Pininfarina will be unveiling during the 2011 Geneva Motor Show its newest styling model, the De Tomaso Deauville. This 5-door Sport Luxury Sedan was designed by Pininfarina and has a four-wheel drive with a chassis made of aluminum. The new model shows craftsmanship and high technology and manages to combine the love for engines and luxury with a strong-minded modern approach as it relates to design.
The original De Tomaso brand was started by Argentine-born and racing driver Alejandro De Tomaso back in 1959 at Modena, Italy. This particular project was first launched towards the end of 2009. Formerly known as Innovation Auto Industry S.p.A. (IAI), De Tomaso Automobili SpA was then chaired by Gian Mario Rossignolo who agreed to enter into a definitive agreement to sell a branch to Pininfarina S.p.A.
The agreement also included the sale of its Grugliasco (Turin) manufacturing facility. In addition, the two companies agreed as well that the reborn De Tomaso company would have the first vehicle manufactured be designed by none other than Pininfarina. At the start of the design process, both design teams from Pininfarina and De Tomaso knew that they had to design a vehicle that would explore new grounds while being able to create a new niche in the market.
Specifically, the two teams wanted to develop a Sport Luxury Sedan that would cater to the utmost luxury and meet the needs of its exclusive clientele. That luxury is part of the consideration is no coincidence. When the teams were developing the De Tomaso Deauville, they made sure to utilize the concept of quality products, especially those with the tag "Made in Italy". The teams not only wanted to revive but also refine the craftsmanship and beauty present in products that are part of Italian manufacturing heritage. All of the models will be custom-built with the assembly of the parts guaranteed with the manual skills inherent in the specialist craftsmen from De Tomaso.

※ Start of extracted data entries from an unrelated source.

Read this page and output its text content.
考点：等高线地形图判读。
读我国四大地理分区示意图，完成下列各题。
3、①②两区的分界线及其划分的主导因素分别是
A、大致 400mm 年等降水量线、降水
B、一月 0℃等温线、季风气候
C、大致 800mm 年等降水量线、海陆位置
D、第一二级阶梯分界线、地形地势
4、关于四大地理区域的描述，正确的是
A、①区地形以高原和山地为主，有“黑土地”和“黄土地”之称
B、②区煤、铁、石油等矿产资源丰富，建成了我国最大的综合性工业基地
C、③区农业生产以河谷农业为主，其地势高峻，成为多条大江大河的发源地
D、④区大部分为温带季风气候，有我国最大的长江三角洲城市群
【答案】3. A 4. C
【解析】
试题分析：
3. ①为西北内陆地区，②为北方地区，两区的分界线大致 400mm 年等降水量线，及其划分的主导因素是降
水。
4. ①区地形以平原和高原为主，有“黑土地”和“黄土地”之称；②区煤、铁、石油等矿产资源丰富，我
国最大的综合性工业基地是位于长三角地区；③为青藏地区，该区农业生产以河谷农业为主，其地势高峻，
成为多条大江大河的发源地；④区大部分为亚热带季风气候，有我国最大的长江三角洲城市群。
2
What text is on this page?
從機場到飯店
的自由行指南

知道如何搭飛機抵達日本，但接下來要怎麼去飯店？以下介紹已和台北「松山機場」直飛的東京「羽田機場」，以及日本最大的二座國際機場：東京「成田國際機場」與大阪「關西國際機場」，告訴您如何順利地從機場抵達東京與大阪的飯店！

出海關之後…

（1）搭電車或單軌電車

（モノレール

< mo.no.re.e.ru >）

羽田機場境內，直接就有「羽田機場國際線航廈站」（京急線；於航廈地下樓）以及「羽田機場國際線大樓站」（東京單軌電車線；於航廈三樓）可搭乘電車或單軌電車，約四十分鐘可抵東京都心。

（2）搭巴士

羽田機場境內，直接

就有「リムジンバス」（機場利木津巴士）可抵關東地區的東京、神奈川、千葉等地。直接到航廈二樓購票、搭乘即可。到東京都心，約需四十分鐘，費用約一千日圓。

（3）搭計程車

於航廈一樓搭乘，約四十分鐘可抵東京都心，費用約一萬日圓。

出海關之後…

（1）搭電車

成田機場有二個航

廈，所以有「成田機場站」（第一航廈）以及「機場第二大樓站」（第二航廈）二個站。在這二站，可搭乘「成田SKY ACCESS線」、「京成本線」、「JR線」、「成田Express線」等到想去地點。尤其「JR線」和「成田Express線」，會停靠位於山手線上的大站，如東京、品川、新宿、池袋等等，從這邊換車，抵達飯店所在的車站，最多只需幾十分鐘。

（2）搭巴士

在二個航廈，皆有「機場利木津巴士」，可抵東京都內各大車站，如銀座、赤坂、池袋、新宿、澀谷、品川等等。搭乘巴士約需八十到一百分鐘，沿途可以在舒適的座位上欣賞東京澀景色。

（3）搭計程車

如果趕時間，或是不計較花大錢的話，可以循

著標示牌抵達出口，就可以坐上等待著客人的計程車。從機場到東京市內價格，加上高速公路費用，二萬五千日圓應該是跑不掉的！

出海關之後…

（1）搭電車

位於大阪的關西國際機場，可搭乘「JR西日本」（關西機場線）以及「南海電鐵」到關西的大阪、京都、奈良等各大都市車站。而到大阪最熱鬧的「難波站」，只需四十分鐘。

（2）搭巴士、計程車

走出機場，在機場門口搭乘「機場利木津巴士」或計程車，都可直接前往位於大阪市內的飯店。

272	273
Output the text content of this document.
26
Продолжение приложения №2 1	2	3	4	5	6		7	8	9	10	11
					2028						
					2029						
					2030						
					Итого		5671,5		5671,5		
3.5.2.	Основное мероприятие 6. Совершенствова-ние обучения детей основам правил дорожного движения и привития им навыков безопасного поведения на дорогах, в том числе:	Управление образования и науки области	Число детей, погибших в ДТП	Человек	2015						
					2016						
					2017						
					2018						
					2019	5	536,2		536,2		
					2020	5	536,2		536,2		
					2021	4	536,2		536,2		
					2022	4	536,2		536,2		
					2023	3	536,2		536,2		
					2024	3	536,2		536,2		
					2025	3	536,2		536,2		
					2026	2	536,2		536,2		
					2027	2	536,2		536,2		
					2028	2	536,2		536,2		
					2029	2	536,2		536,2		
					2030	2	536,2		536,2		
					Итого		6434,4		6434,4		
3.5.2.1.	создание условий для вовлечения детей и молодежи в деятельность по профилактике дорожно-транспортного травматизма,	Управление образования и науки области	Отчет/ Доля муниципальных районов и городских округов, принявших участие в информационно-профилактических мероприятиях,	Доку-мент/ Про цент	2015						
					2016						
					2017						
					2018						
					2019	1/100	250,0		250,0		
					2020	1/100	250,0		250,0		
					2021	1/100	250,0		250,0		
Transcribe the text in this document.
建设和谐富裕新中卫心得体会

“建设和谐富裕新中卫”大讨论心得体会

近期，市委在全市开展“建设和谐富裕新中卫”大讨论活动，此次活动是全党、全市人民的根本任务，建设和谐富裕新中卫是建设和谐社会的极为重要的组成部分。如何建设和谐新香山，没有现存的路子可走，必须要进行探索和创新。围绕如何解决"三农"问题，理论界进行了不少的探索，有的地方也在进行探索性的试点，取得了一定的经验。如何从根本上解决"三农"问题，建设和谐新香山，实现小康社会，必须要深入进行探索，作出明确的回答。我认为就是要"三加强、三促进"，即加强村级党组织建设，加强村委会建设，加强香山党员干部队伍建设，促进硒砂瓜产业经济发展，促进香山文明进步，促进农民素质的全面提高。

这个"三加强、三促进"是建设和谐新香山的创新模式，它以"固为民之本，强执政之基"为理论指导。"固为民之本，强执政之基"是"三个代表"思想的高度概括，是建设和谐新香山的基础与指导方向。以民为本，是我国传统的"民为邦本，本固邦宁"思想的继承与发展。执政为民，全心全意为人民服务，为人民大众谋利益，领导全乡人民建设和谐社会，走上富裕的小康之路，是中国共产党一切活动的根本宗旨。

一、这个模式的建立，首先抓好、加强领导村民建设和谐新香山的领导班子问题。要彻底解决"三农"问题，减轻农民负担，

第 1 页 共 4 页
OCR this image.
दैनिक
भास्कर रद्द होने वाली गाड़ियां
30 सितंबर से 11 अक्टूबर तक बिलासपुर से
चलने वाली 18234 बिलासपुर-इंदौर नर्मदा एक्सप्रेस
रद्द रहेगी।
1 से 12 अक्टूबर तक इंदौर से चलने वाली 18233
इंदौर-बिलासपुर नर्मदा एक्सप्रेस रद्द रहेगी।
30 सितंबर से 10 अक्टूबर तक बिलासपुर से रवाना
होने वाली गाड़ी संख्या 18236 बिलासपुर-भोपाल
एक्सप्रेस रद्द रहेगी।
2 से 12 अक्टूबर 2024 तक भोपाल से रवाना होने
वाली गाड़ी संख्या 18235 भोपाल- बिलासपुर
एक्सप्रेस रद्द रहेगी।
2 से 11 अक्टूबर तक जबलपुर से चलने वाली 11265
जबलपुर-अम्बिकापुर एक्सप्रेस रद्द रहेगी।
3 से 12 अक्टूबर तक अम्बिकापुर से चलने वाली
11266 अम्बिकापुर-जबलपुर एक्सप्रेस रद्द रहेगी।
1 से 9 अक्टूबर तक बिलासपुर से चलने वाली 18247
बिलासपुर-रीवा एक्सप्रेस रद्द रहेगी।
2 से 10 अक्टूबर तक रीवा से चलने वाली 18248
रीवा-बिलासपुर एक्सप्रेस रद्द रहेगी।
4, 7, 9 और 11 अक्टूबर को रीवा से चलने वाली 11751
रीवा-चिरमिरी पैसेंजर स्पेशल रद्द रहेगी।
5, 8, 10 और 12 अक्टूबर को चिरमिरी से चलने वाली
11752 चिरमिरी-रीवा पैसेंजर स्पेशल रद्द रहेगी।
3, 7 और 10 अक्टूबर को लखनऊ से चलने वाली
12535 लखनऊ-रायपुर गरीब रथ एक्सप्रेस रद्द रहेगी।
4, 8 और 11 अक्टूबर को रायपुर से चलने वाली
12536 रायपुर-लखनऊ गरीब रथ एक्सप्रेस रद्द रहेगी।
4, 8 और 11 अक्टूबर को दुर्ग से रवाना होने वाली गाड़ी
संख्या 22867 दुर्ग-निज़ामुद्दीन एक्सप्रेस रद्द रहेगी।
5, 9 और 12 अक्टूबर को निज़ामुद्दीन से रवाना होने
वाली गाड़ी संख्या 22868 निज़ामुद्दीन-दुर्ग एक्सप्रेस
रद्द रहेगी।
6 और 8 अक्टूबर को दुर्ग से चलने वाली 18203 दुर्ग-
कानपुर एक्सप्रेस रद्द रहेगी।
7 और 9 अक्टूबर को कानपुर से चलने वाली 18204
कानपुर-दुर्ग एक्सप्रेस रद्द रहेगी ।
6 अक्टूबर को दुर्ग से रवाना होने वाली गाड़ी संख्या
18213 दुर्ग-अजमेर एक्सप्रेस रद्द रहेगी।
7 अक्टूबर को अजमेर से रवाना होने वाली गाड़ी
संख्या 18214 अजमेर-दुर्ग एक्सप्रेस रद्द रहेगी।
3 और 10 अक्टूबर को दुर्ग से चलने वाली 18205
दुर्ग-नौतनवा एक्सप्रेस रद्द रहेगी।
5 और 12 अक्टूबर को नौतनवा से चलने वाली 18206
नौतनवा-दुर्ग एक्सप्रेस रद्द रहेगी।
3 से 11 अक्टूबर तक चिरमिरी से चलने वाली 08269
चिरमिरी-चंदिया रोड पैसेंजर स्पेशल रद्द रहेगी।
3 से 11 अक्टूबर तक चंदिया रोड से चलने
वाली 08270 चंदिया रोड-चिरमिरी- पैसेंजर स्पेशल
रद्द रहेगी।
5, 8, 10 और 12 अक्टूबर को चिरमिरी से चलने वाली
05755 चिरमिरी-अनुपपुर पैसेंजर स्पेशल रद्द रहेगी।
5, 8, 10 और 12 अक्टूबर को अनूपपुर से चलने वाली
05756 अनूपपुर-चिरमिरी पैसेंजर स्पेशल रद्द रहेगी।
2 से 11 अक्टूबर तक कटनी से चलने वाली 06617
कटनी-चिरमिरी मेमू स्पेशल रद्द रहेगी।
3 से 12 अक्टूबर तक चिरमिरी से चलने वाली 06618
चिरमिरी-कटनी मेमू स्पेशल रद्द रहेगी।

As a result, each of the De Tomaso Deauville model is self-sufficient and distinct. This sense of luxury is not only seen on the construction. Aside from being designed by Pininfarina, the De Tomaso Deauville will be equipped with state-of-the-art technology. Since it was manufactured using UNIVIS technology, its bodyshell was assembled by having the aluminum extruded sections combined with the crossbeams.
Crossbeams would be pressed, then trimmed by laser, and finally welded. This particular technology was developed, and even patented, by De Tomaso group’s parent company, IAI. The technology allows the amount of dies used lowered to a few dozen which makes it possible to reduce the time needed and the investment necessary in designing a car. In order to meet the challenge of designing the De Tomaso Deauville, the Pininfarina team started by conducting a historical analysis of the brand.
Specifically, the team focused on the different style elements that have distinguished by early De Tomaso models like the Pantera or the Mangusta. The main problem they faced was how to make a new car without changing any of the important heritage features present. However they also wanted to steer clear of turning it to an exercise in nostalgia. The result of all of these is a car that is unequalled even in the car market today.
This seductive and sporty saloon is 5,080 mm long, 1,950 mm wide, and 1,630 mm tall. The elegant and clean line gives this vehicle a recognizable charm with a sporty feel. The driver benefits from the enjoyable driving experience and the guarantee of maximum comfort, roominess, safety, and performance. These are all that one could expect from a luxury saloon. The resolve of the front part is exhibited with the large hexagonal grille that appears to move the car forward.
This helps convey the sportiness and assertiveness of this model and thus reflects its potential when it comes to performance. Its front light clusters slide to the sides of the vehicle and thus highlight its dynamism. The hexagon reminds one of the motifs that are clearly part of the Tomaso history. This is also seen on the side of the car, particularly the front wing, the shape of its windows, and the air outlet. The hexagon is also seen in the rear light clusters. There is another motif that is presented by the car which are the three upper wings placed on the grille and that is restated by the front headlight and its direction. It then goes to the side this motif repeater up through the rear light.